In 2011, three astrophysicists – Saul Perlmutter from the University of California, Berkeley; Adam Riess from Johns Hopkins University; Brian Schmidt from the Australian National University – were awarded the Nobel Prize in Physics for their discovery that the Universe was expanding at an accelerating rate. The discovery led to widespread acceptance of the idea that our universe is dominated by a mysterious force called dark energy, which altered the standard model of cosmology. Physicists are now questioning this conclusion, backed up with astronomical observations.
During the 1990s, these scientists were part of competing teams measuring distant Type 1A supernovae – explosions of a white dwarf. While a typical white dwarf is only slightly larger than Earth, it will have approximately the same mass as the Sun. Because each Type 1a supernova explodes with roughly the same brightness, the amount of light the supernova gives off can be used as an indication of its distance from Earth – and the shift in its spectrum can be used to determine how fast the white dwarf was moving.
When Perlmutter, Riess, and Schmidt measured all the data for known Type 1a supernovae, recorded by the Hubble space telescope and a number of large ground-based telescopes, they claimed that expansion of the universe was not slowing down, but was accelerating.

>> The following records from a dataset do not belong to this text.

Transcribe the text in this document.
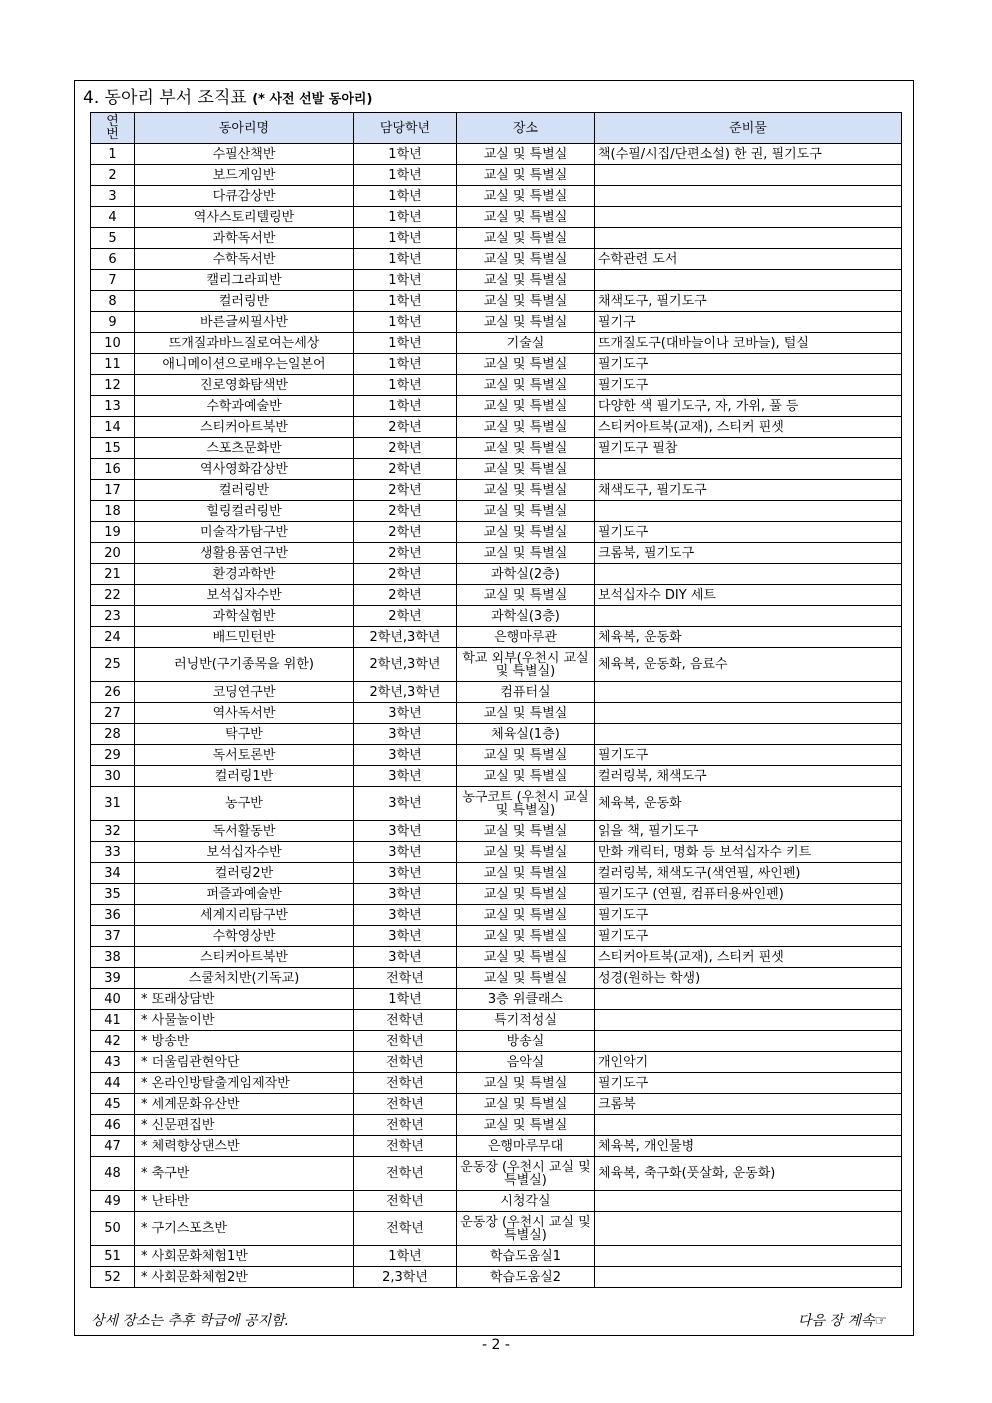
4. 동아리 부서 조직표 (* 사전 선발 동아리)
연번	동아리명	담당학년	장소	준비물
1	수필산책반	1학년	교실 및 특별실	책(수필/시집/단편소설) 한 권, 필기도구
2	보드게임반	1학년	교실 및 특별실	
3	다큐감상반	1학년	교실 및 특별실	
4	역사스토리텔링반	1학년	교실 및 특별실	
5	과학독서반	1학년	교실 및 특별실	
6	수학독서반	1학년	교실 및 특별실	수학관련 도서
7	캘리그라피반	1학년	교실 및 특별실	
8	컬러링반	1학년	교실 및 특별실	채색도구, 필기도구
9	바른글씨필사반	1학년	교실 및 특별실	필기구
10	뜨개질과바느질로여는세상	1학년	기술실	뜨개질도구(대바늘이나 코바늘), 털실
11	애니메이션으로배우는일본어	1학년	교실 및 특별실	필기도구
12	진로영화탐색반	1학년	교실 및 특별실	필기도구
13	수학과예술반	1학년	교실 및 특별실	다양한 색 필기도구, 자, 가위, 풀 등
14	스티커아트북반	2학년	교실 및 특별실	스티커아트북(교재), 스티커 핀셋
15	스포츠문화반	2학년	교실 및 특별실	필기도구 필참
16	역사영화감상반	2학년	교실 및 특별실	
17	컬러링반	2학년	교실 및 특별실	채색도구, 필기도구
18	힐링컬러링반	2학년	교실 및 특별실	
19	미술작가탐구반	2학년	교실 및 특별실	필기도구
20	생활용품연구반	2학년	교실 및 특별실	크롬북, 필기도구
21	환경과학반	2학년	과학실(2층)	
22	보석십자수반	2학년	교실 및 특별실	보석십자수 DIY 세트
23	과학실험반	2학년	과학실(3층)	
24	배드민턴반	2학년,3학년	은행마루관	체육복, 운동화
25	러닝반(구기종목을 위한)	2학년,3학년	학교 외부(우천시 교실 및 특별실)	체육복, 운동화, 음료수
26	코딩연구반	2학년,3학년	컴퓨터실	
27	역사독서반	3학년	교실 및 특별실	
28	탁구반	3학년	체육실(1층)	
29	독서토론반	3학년	교실 및 특별실	필기도구
30	컬러링1반	3학년	교실 및 특별실	컬러링북, 채색도구
31	농구반	3학년	농구코트 (우천시 교실 및 특별실)	체육복, 운동화
32	독서활동반	3학년	교실 및 특별실	읽을 책, 필기도구
33	보석십자수반	3학년	교실 및 특별실	만화 캐릭터, 명화 등 보석십자수 키트
34	컬러링2반	3학년	교실 및 특별실	컬러링북, 채색도구(색연필, 싸인펜)
35	퍼즐과예술반	3학년	교실 및 특별실	필기도구 (연필, 컴퓨터용싸인펜)
36	세계지리탐구반	3학년	교실 및 특별실	필기도구
37	수학영상반	3학년	교실 및 특별실	필기도구
38	스티커아트북반	3학년	교실 및 특별실	스티커아트북(교재), 스티커 핀셋
39	스쿨처치반(기독교)	전학년	교실 및 특별실	성경(원하는 학생)
40	* 또래상담반	1학년	3층 위클래스	
41	* 사물놀이반	전학년	특기적성실	
42	* 방송반	전학년	방송실	
43	* 더울림관현악단	전학년	음악실	개인악기
44	* 온라인방탈출게임제작반	전학년	교실 및 특별실	필기도구
45	* 세계문화유산반	전학년	교실 및 특별실	크롬북
46	* 신문편집반	전학년	교실 및 특별실	
47	* 체력향상댄스반	전학년	은행마루무대	체육복, 개인물병
48	* 축구반	전학년	운동장 (우천시 교실 및 특별실)	체육복, 축구화(풋살화, 운동화)
49	* 난타반	전학년	시청각실	
50	* 구기스포츠반	전학년	운동장 (우천시 교실 및 특별실)	
51	* 사회문화체험1반	1학년	학습도움실1	
52	* 사회문화체험2반	2,3학년	학습도움실2	
상세 장소는 추후 학급에 공지함.	다음 장 계속☞
- 2 -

By comparing the brightness of distant supernovae with the brightness of nearby supernovae, the scientists discovered that the distant supernovae were about 25 percent too faint. They appeared farther than expected, and the researchers concluded that the Universe was accelerating. The find was backed up by data collected on clustering galaxies and the cosmic microwave background radiation – supposedly the faint afterglow of the Big Bang. Early in 2016, NASA and ESA scientists found that the universe could be expanding around 8 percent faster than originally thought.
The discovery created a sensation among cosmologists and astrophysicists, and presented a seemingly insoluble problem – how to explain this acceleration. If gravity generated by all matter in the universe by the Big Bang has been slowing everything down, how can it be accelerating? Cosmologists theorized that ‘something’ pervading the universe must be causing negative pressure on the universe, causing acceleration in its expansion. They called it ‘dark energy’, which created another problem. What is dark energy, and how was it originally created?
However, the Oxford team led by Professor Subir Sarkar, a fellow at the Neils Bohr Institute, is challenging the acceleration of the universe’s expansion, using a much larger database of Type 1a supernovae observations to back them up. By applying a different analytical model to the identified 740 Type Ia supernovae, the team claims that the statistical techniques used by the original team were too simplistic, and were based on a model devised in the 1930s, which could not reliability be applied to the observable supernovae events.
Instead of finding evidence to support the accelerated expansion of the universe, maintain that the universe is expanding at a constant rate. A more sophisticated theoretical framework accounting for the observation that the Universe is not exactly homogeneous, and that the distribution of matter may not behave like an ideal gas – two key assumptions of standard cosmology – may account for all observations without the requirement for dark energy.
Revised cosmological models may be able to account for what has been observed without resorting to the mysterious dark energy, which, Sarkar says, “is something of which we have absolutely no understanding in fundamental theory.”
The finding may go against the grain of many other studies, including a recent project that suggested the universe is expanding faster than previously thought, but the team hopes the research will help others question assumptions and lead to the development of more airtight models.
“Hopefully this will motivate better analyses of cosmological data, as well as inspiring theorists to investigate more nuanced cosmological models,” says Sarkar. “Significant progress will be made when the European Extremely Large Telescope makes observations with an ultrasensitive ‘laser comb’ to directly measure over a 10 to 15-year period whether the expansion rate is indeed accelerating.”
Delving more deeply into the theory, correcting Newton’s formula for gravity may make the whole problem go away. According to Xiaochun Mei and Ping Yu at the Institute of Innovative Physics in Fuzhou, Department of Physics, Fuzhou University, Fuzhou, China, by transforming the geodesic equation of the Schwarzschild solution of the Einstein’s equation of gravity field to the flat spacetime, a revised Newtonian formula of gravity is generated. The formula also describes the motion of an object with mass in a gravity field, such as the perihelion precession of Mercury. The spacetime singularity in Einstein’s theory of gravity becomes the original point r = 0 in the Newtonian formula of gravity. The singularity problem of gravity in curved spacetime is also eliminated. When the formula is used to describe the expansive universe, the revised Friedmann equation of cosmology is obtained, which accounts for the high red-shift of Ia supernovae. This eliminates the accelerated expansion of the universe and existence of dark energy. The problem of the universe’s actual age can also be solved. Using the revised formula, the theory of gravity returns to the traditional form of dynamic description and becomes normal. The revised equation can then form the foundation for a more rational theory of cosmology.
Given the growing volume of observable astronomical data, uncertainty in the application of Einstein and Newton’s equations, the hypothesis that the expansion of the universe is accelerating, accounted for by introduction of dark energy, leaves lots of room for energetic debate among astrophysicists and cosmologists.